MPI

The Message Passing Interface is a communication protocol for programming parallel computers. Both point-to-point and collective communication are supported. Tolosa heavily relies on MPI to build its parallel environment. Several structures were created to make the communications’ implementation easier.

Collective communications

Fortran structure

The mpi_pool structure defines a pool of MPI processes and basic operations on those processes. This structure enables collective communications inside a communicator.

TYPE mpi_pool

  integer(ip)              :: comm                ! Communicators Pool (mpi_comm_world for whole)
  integer(ip)              :: size                ! Number of ranks in Pool
  integer(ip)              :: rank                ! Rank Number from 0 to size-1
  integer(ip)              :: err                 ! Usefull to test an error at output of an MPI routine
  integer(ip), allocatable :: rankorder(:)
  logical                  :: is_init = .false.

CONTAINS

  procedure, pass( self ) :: init      => mpi_init_
  procedure, pass( self ) :: final     => mpi_final_
  procedure, pass( self ) :: waitall   => mpi_wait_all
  procedure, pass( self ) :: barrier   => mpi_wait_all
  procedure, pass( self ) :: sum       => mpi_sum_
  procedure, pass( self ) :: prod      => mpi_prod_
  procedure, pass( self ) :: min       => mpi_min_
  procedure, pass( self ) :: max       => mpi_max_
  procedure, pass( self ) :: bcast     => mpi_bcast_

  procedure, pass( self ) :: mpi_allgather_i , mpi_allgather_r

  generic :: allgather => mpi_allgather_i , mpi_allgather_r

END TYPE mpi_pool

To initialize a pool of MPI processes, one has to call the mpi_init_ subroutine.

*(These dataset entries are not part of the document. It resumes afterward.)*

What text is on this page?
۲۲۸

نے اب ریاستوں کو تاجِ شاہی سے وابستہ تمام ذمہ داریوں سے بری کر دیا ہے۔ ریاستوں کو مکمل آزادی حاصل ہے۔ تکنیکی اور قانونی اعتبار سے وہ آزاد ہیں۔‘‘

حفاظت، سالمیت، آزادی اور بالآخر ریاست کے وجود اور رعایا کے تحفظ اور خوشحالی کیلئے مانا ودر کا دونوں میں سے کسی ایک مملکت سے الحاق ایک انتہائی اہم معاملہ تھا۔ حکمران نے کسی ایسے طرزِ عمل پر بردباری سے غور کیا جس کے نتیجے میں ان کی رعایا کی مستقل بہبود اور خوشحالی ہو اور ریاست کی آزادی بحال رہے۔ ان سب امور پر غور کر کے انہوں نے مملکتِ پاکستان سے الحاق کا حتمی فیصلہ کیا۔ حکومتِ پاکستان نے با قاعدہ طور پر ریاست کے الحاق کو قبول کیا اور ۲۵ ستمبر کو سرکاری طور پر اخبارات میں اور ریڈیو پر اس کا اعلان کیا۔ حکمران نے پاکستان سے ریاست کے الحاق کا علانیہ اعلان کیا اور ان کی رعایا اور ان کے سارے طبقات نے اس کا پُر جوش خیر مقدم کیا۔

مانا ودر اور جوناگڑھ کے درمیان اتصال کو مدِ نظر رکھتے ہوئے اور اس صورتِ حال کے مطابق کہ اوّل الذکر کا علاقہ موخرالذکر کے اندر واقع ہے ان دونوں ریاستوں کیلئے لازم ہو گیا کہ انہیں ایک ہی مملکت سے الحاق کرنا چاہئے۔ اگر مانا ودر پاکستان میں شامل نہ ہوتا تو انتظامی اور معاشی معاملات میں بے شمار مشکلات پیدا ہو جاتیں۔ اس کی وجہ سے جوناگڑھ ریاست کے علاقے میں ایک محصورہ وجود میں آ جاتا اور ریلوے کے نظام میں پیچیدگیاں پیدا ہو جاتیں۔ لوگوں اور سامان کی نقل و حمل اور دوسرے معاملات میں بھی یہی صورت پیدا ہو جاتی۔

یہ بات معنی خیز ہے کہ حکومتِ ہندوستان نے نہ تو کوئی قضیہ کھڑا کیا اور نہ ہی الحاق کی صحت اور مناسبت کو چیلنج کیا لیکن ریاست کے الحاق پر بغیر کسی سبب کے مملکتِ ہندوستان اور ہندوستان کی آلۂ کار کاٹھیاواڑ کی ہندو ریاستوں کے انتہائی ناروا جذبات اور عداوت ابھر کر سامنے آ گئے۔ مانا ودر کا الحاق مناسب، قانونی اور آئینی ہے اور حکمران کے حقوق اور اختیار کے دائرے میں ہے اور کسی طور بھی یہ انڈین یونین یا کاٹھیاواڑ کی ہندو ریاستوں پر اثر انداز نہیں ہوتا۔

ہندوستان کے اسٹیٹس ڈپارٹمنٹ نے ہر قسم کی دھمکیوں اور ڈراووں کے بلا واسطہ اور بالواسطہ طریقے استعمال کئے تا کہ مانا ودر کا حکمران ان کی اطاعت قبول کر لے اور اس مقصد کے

All the collective communications and collective operations are facilitated. The MPI operations enabling data communications (MPI_BCAST(), MPI_SCATTER(), MPI_GATHER(), MPI_ALLGATHER(), MPI_ALLTOALL()), data operations and communications (MPI_REDUCE(), MPI_ALLREDUCE()), and global synchronization (MPI_BARRIER()) are easily implemented in the following subroutines :

MODULE SUBROUTINE mpi_wait_all( self )

  class(mpi_pool), intent(inout) :: self

END SUBROUTINE mpi_wait_all

MODULE SUBROUTINE mpi_sum_( self , val )

  class(mpi_pool), intent(inout) :: self
  class(*)       , intent(inout) :: val

END SUBROUTINE mpi_sum_

MODULE SUBROUTINE mpi_prod_( self , val )

  class(mpi_pool), intent(inout) :: self
  class(*)       , intent(inout) :: val

END SUBROUTINE mpi_prod_

MODULE SUBROUTINE mpi_max_( self , val , which )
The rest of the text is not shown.